Sunday, August 2, 2020
As we’ve explored our ancestors in faith through the book of Genesis this summer, you’ve probably noticed that names are important. Their meanings carry significance, whether it’s a name of a place, like Bethel, which means “house of God,” or a person’s name, like Isaac meaning “he will laugh.” In our passage from Genesis this morning, God gives Jacob a new name, “Israel.” Jacob’s name, which means “supplants” or “grabbing by the heel,” really does describe who he is. Jacob seems to constantly be chasing after something or someone: his brother’s blessing, his beloved Rachel, his father-in-law Laban’s livestock. Even in this passage we read today, Jacob wrestles with God for a blessing. “I will not let you go until you bless me,” he audaciously tells God. In his struggle with God, God renames Jacob, “Israel,” which means “one who strives with God.” Jacob’s name and identity changes from one who is always wanting more, a step behind, struggling to be first instead of second, to one who strives with God and prevails, Genesis tells us. With this new name, God gives Jacob the confidence he needs to meet his brother Esau again, to reconcile with him, to return to the land of Canaan and build a family and a nation for himself apart from his father and mother’s family. The name Israel still today is the identity of a nation and a people that seeks to strive with God and know that God is present with them in the struggle. Whatever our name, as Christians we believe, too, that we can wrestle with God in a dynamic faith. We don’t have to be afraid to come to God with our honest questions. And at the end of the day, we trust like Jacob that God will be with us in the ups and downs of our faith journey.
So, I wonder, do you know what your name means? Do you know why you have the name you have –first, middle, or last? How do the stories of how you came to have your name shape how you see yourself?

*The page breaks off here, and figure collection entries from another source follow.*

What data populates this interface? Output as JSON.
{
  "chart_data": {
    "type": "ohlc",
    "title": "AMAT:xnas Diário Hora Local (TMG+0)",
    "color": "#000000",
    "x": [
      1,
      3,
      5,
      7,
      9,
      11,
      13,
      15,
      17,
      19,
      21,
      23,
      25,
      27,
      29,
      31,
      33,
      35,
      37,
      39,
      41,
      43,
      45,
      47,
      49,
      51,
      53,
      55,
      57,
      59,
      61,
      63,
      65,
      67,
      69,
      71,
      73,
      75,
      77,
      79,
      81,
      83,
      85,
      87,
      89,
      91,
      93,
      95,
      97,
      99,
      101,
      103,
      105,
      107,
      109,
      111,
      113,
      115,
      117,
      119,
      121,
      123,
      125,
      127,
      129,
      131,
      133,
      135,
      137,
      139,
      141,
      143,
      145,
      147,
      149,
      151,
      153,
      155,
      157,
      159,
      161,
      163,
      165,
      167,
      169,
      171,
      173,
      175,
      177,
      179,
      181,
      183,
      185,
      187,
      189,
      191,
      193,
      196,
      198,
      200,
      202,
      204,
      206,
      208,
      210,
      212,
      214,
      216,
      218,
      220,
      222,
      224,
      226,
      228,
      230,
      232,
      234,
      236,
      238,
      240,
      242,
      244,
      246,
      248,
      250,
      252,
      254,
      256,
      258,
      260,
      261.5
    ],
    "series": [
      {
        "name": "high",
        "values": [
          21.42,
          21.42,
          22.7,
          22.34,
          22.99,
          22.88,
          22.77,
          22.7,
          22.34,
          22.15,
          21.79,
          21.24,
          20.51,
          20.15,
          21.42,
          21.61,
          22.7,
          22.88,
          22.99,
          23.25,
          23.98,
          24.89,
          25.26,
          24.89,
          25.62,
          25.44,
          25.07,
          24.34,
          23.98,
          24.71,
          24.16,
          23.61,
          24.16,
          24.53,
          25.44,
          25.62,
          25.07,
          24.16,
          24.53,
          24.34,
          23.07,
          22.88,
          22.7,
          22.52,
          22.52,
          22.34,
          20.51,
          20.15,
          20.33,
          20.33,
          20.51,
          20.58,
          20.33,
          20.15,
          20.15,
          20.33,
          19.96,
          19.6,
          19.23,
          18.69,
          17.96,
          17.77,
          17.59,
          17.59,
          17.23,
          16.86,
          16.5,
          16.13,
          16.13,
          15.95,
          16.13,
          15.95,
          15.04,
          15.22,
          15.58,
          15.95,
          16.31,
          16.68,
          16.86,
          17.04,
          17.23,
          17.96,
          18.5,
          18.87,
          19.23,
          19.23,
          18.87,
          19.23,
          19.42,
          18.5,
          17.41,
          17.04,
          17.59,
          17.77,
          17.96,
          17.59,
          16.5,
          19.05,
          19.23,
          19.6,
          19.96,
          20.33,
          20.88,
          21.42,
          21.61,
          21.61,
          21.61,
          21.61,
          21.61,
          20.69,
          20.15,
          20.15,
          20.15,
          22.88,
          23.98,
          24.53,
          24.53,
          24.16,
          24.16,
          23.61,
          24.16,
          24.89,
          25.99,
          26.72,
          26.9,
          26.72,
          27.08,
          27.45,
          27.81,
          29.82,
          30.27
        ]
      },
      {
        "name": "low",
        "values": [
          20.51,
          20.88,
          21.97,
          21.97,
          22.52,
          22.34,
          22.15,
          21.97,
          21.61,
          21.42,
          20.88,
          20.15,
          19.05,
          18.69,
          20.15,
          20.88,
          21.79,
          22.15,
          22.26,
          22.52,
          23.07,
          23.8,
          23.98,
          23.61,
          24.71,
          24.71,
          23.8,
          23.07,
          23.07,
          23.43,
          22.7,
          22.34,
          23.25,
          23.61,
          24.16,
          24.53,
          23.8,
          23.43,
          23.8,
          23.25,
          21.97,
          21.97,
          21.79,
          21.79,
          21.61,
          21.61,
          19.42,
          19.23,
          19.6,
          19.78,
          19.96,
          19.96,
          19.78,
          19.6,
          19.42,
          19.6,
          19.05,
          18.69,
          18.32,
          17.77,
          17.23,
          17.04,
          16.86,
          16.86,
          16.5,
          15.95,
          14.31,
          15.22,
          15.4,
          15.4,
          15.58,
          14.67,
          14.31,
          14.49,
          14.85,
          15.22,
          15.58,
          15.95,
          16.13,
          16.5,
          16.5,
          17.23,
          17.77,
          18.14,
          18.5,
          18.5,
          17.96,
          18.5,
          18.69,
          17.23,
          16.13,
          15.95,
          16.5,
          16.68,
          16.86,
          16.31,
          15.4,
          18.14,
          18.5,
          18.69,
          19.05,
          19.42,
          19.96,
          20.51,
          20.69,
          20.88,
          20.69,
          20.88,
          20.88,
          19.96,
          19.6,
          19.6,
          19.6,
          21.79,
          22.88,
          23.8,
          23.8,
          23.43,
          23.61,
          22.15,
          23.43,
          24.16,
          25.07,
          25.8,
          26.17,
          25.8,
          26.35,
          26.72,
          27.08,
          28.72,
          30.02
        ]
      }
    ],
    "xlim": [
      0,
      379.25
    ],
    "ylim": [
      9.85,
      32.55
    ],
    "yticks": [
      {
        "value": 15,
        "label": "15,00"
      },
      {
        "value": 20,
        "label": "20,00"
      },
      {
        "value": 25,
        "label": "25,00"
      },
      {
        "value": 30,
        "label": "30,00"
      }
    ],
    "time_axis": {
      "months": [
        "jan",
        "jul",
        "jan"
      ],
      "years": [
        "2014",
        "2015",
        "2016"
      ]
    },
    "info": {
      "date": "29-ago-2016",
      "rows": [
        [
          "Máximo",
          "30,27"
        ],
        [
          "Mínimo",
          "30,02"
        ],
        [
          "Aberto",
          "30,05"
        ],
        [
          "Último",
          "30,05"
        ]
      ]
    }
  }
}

Sometimes the stories about our names aren’t that exciting, it basically boils down to “mom liked the name and dad could tolerate it.” But sometimes, like Jacob, our names carry great significance.
You might guess that as pastors, Rich and I were pretty particular about names for our children. It’s a hard decision to first find names you both like, include some family names if possible, and then also consider their original meaning. Erin was pretty easy, because of course “Sheridan” is Irish, and we had been looking specifically at Irish names. Erin is also a form of Irene, which was my grandma’s middle name. And the Greek version of Erin means “peace.” Our daughter Grace is a little bit more self-explanatory for Lutheran pastors. Grace is obviously important to us for our faith, but the name also completes Paul’s traditional greeting in his letters when he says, “Grace and peace to you from God our Father and the Lord Jesus Christ!” And so we have our daughters, Grace and Peace. Yes, we are pastor nerds. At times, it does not seem like our rambunctious preschoolers have much grace or peace in them, but we hope and pray they live into the meaning of their names. I encourage you if you don’t know, to look up the meaning of your name. You might be surprised at what it means and how it reflects who you are (or not!). More important even than your particular name, whether you like it or don’t or have learned to grow into it, is that just like Jacob, God has called you by name, and you are his. In baptism, we remember especially that we have “put on Christ.” We are given a new name, “Christian,” and so all of us can share in that name above all names as a part of who we are. Christ lives in us! We are God’s! That’s how important names are.
After God gives Jacob the new name, “Israel,” Jacob wants to know God’s name, but God doesn’t tell him. Jacob calls the place “Peniel,” which means “the face of God,” because Jacob knows he has seen God’s face. However, it is interesting that Jacob is left without a full answer of how God would like to be called by Jacob. If we look through the Bible, of course, there are many names for God and even more for Christ. As you may be aware, though, in Jewish tradition, out of respect for the first commandment, God’s name is never fully written or said aloud. The Lord’s name, which our English translation usually writes as LORD in all capital letters, is in Hebrew “Yahweh,” which is God’s fullest name. Sometimes faithful Jews will simply say “Hashem,” instead of reading “Yahweh” which means, “the name.” In English, they will write G-D to not fully complete God’s name. From this story in Genesis, we learn that God is a God of many names, whom we can call upon in prayer when we are struggling. This God is always with us, just as God appears to Jacob in the dream of the ladder and again today to wrestle with him face to face. As Christians we believe we have seen God fully face to face in Jesus the Christ. And yet there is also a mystery about who God is, too, that Jacob and we realize is also true. Often at times we wrestle with God because we don’t fully know who God is, and we can’t fully wrap our brain around the amazing vastness and mystery of who God is completely. In our wrestling with God and with our faith, we recognize that God cannot be fully grasped. Like Jacob, may we rest with God who knows each of us fully by name, and be sustained in our struggle by the awesome wonder of our great and almighty God. Amen.